Irate? One imagines this woman believing that she — in keeping with the American Civil Liberties Union’s rhetoric about itself — is “fighting for our freedoms.” (Many who share her radical secularism would also dispute that our troops are doing so.) The veterans fought foreign forces that would have liked to overwhelm and subjugate our nation and its people; the “separation” purists fight the veterans and the military to snuff out the merest whiff of a religion that a majority of those citizens share.
What often gets lost even in the opening arguments of the debate about church and state is that “this is a Christian nation” is primarily a cultural assertion. Generally, arguments orbit the law — what the Founders intended to constitute through their documents. But the law that those documents created left the nation’s religious culture unmolested, even to the degree of allowing laws and public symbolism to be formed from religious clay.

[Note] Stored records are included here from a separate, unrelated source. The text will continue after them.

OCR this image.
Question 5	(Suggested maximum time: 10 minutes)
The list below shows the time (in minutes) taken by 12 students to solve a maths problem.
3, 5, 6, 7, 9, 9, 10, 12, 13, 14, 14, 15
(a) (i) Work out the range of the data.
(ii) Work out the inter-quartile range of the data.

The underlying dispute in modern times is how our government ought to behave with respect to religion and its symbols, and the victorious view will inescapably affect our culture through the law. One view is clearly the established traditional approach, and the other is revolutionary. One side believes that God, being real, is properly not eschewed from public dealings; the other side believes this to be an antiquated assertion. There is no “separation” at this depth of difference.
The question that must be asked before delving into the minutia of legislation and litigation is what sort of a culture we want. Do we want a culture in which our symbolism is not disqualified from public display for the reason that a majority of citizens attribute religious significance to it? That encourages those who don’t hold the religious beliefs to seek common ground and not hesitate to articulate the shared theme’s manifestation in their own beliefs? Or do we want a culture in which individuals feel irateness to be justified when any group labeled “public” displays such symbols?
In a letter to the Bennington Banner responding to the cross’s removal, Darrin Smith wonders whether “a complaint should be sent to the Arlington National Cemetery too.” The sad conclusion to which one must come, based on the secularists’ rhetoric and its heat, is that they would surely make such complaints if it were politically feasible to do so. In the name of tolerance and freedom, Christian imagery mustn’t be tolerated when deriving from a public source, and the people of our Christian nation mustn’t be free to draw from their faith for public purposes.
So where does that leave us?

Trustees said a more appropriate symbol would be a lighted pole or five-point star as is emblazoned on Army vehicles.

I’m partial to the pole idea. If we must erase a symbol (generically speaking) of suffering, sacrifice, and redemption, it would only be appropriate to replace it with a stiff erection that most aptly symbolizes the manner in which a whining minority feigns neutrality to stick it to an accommodating majority.